Social Security was not meant to provide all our retirement income. That is why unions bargained for retirement plans with big corporations, and why corporations accepted and funded defined benefit pensions as a traditional part of employment. That deal is now broken: 85,000 pension plans have disappeared since 1985. These defined benefit pensions have been shut down and replaced, if at all, with deferred compensation, also known as a 401(k).
How has that worked out? Not so well. If you have a 401(k), just look at your monthly reports over the past five years, and you can verify the gains and losses in its value. You might get a bit worried when you think about retiring and want to make sure you have enough income. The typical value of these accounts is $18,000. That’ll get you $80 a month over the course of roughly 19 years.

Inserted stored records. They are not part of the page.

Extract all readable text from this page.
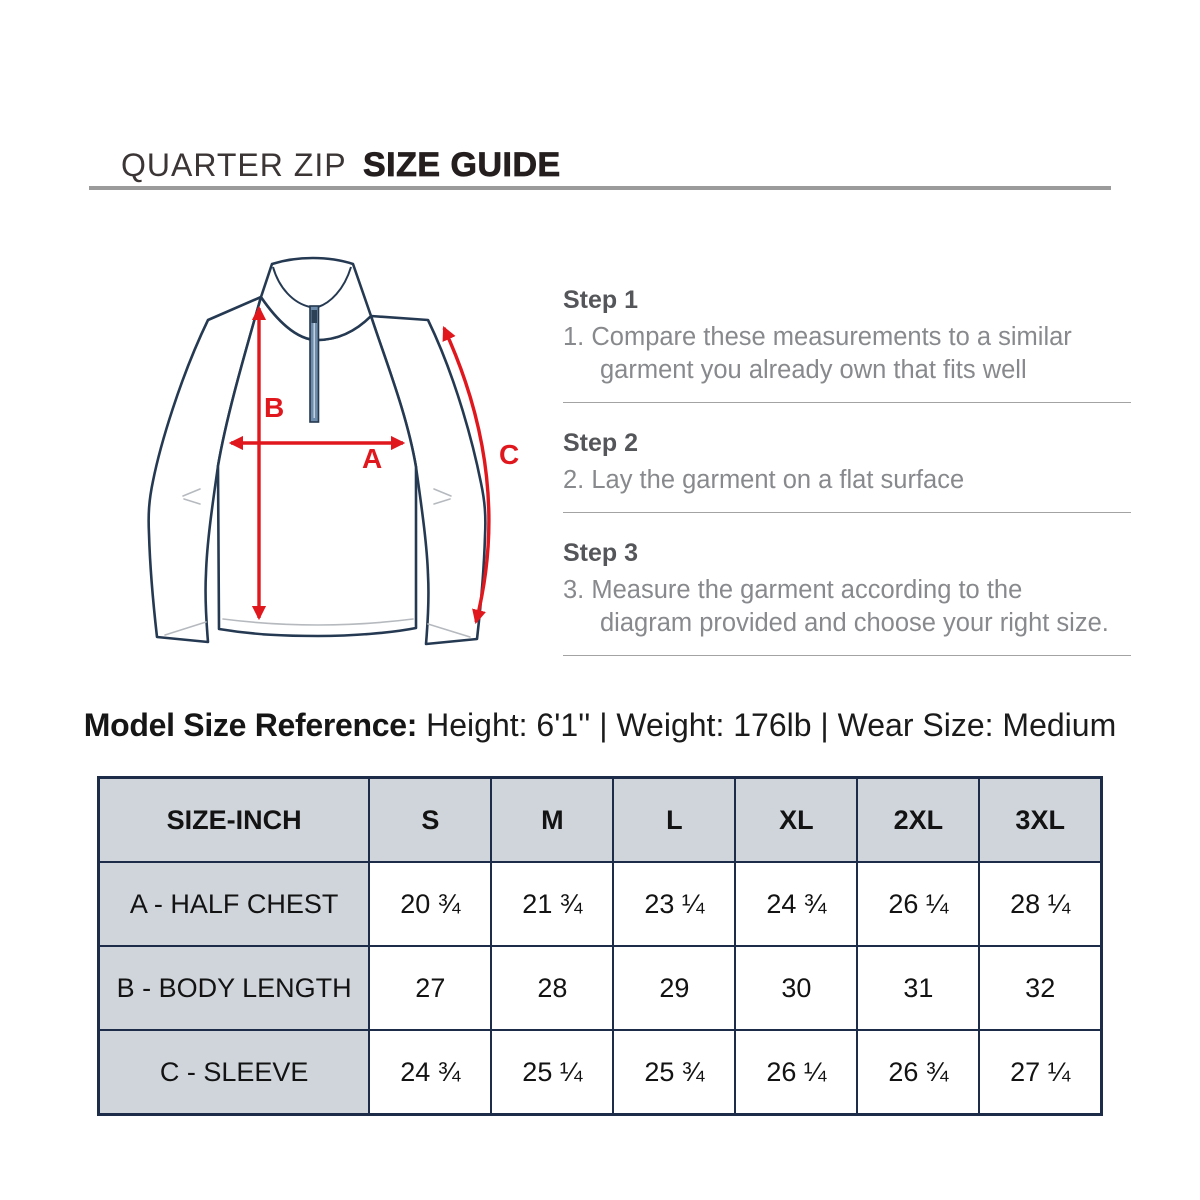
QUARTER ZIP SIZE GUIDE
B
A	C
Step 1
1. Compare these measurements to a similar
garment you already own that fits well
Step 2
2. Lay the garment on a flat surface
Step 3
3. Measure the garment according to the
diagram provided and choose your right size.
Model Size Reference: Height: 6'1'' | Weight: 176lb | Wear Size: Medium
SIZE-INCH	S	M	L	XL	2XL	3XL
A - HALF CHEST	20 ¾	21 ¾	23 ¼	24 ¾	26 ¼	28 ¼
B - BODY LENGTH	27	28	29	30	31	32
C - SLEEVE	24 ¾	25 ¼	25 ¾	26 ¼	26 ¾	27 ¼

Why are these annuities so small? It doesn’t take a rocket scientist, an aerospace engineer or a Boeing manager to answer this question. Some employers make no contributions. Some do, but they all contribute less than what they would for defined benefit pensions.
This helps explain why the members of the Society of Professional Engineering Employees in Aerospace voted down the recent contract offer from Boeing. Boeing proposed to replace defined benefit pensions with deferred compensation for new employees. The impact of Boeing’s contract proposal would have been to cut its contributions for retirement for these new employees by about 40 percent. Putting the retirement eggs of these employees into deferred compensation leaves their accounts at the mercy of the stock market. Even as they gain value, they also create long-term retirement insecurity.

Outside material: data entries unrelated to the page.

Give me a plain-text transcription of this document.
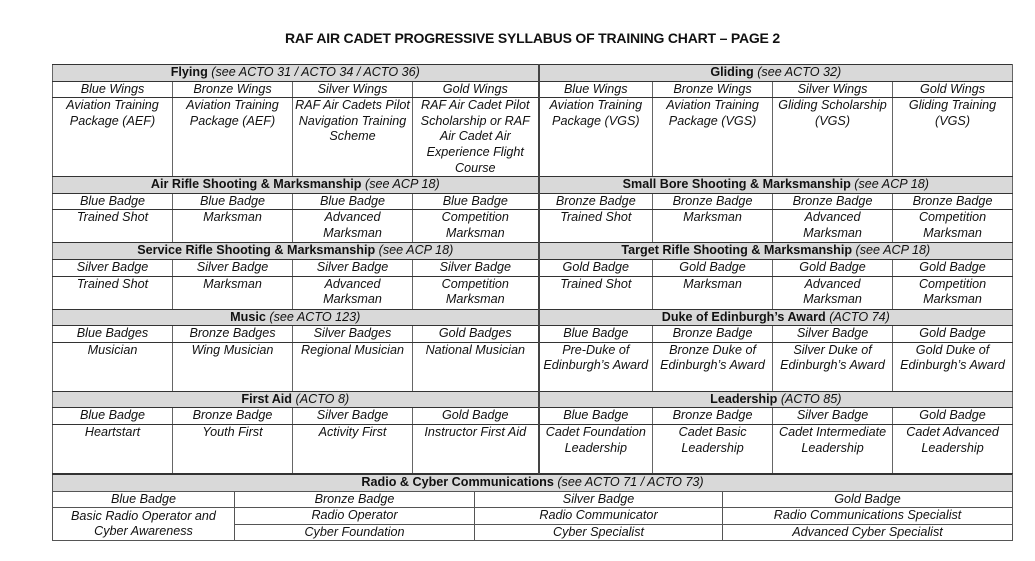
RAF AIR CADET PROGRESSIVE SYLLABUS OF TRAINING CHART – PAGE 2
Flying (see ACTO 31 / ACTO 34 / ACTO 36)				Gliding (see ACTO 32)			
Blue Wings	Bronze Wings	Silver Wings	Gold Wings	Blue Wings	Bronze Wings	Silver Wings	Gold Wings
Aviation Training Package (AEF)	Aviation Training Package (AEF)	RAF Air Cadets Pilot Navigation Training Scheme	RAF Air Cadet Pilot Scholarship or RAF Air Cadet Air Experience Flight Course	Aviation Training Package (VGS)	Aviation Training Package (VGS)	Gliding Scholarship (VGS)	Gliding Training (VGS)
Air Rifle Shooting & Marksmanship (see ACP 18)				Small Bore Shooting & Marksmanship (see ACP 18)			
Blue Badge	Blue Badge	Blue Badge	Blue Badge	Bronze Badge	Bronze Badge	Bronze Badge	Bronze Badge
Trained Shot	Marksman	Advanced Marksman	Competition Marksman	Trained Shot	Marksman	Advanced Marksman	Competition Marksman
Service Rifle Shooting & Marksmanship (see ACP 18)				Target Rifle Shooting & Marksmanship (see ACP 18)			
Silver Badge	Silver Badge	Silver Badge	Silver Badge	Gold Badge	Gold Badge	Gold Badge	Gold Badge
Trained Shot	Marksman	Advanced Marksman	Competition Marksman	Trained Shot	Marksman	Advanced Marksman	Competition Marksman
Music (see ACTO 123)				Duke of Edinburgh’s Award (ACTO 74)			
Blue Badges	Bronze Badges	Silver Badges	Gold Badges	Blue Badge	Bronze Badge	Silver Badge	Gold Badge
Musician	Wing Musician	Regional Musician	National Musician	Pre-Duke of Edinburgh’s Award	Bronze Duke of Edinburgh’s Award	Silver Duke of Edinburgh’s Award	Gold Duke of Edinburgh’s Award
First Aid (ACTO 8)				Leadership (ACTO 85)			
Blue Badge	Bronze Badge	Silver Badge	Gold Badge	Blue Badge	Bronze Badge	Silver Badge	Gold Badge
Heartstart	Youth First	Activity First	Instructor First Aid	Cadet Foundation Leadership	Cadet Basic Leadership	Cadet Intermediate Leadership	Cadet Advanced Leadership
Radio & Cyber Communications (see ACTO 71 / ACTO 73)			
Blue Badge	Bronze Badge	Silver Badge	Gold Badge
Basic Radio Operator and Cyber Awareness	Radio Operator	Radio Communicator	Radio Communications Specialist
	Cyber Foundation	Cyber Specialist	Advanced Cyber Specialist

If an employer wants to guarantee retirement income, then it is a lot less expensive through defined benefit plans than through deferred compensation. That’s because with deferred compensation, each individual has to have an account that separately anticipates his longevity. Each individual account has to contain enough to support a long life for each employee.
Compare this to defined benefit pensions. These pensions pool all the funding to finance an average employee’s retirement years, and this takes care of all retirees. They can depend on their monthly stream of income, no matter how long they live. For instance, at Boeing, if you work 20 years, the minimum retirement benefit is $1,660 a month. The “herd” of the defined benefit pension protects the individual retiree.
Unfortunately, what corporate elites focus on is the short term, three-month bottom line. With deferred compensation, these companies can avoid all risk, jettison their fiduciary responsibility and shift some costs onto employees. While that goes over well on Wall Street, it does not provide a good model for long-term profitability in an industry that cannot afford one engineering, machining or computing mistake.
Would you choose to fly in a plane designed, built and tested by a demoralized and angry workforce, or by well-compensated engineers, technicians and machinists who are proud of their work and not worried about how they will make ends meet when they retire? I would choose the latter, especially when I am 30,000 feet in the air. I am with the Methodists.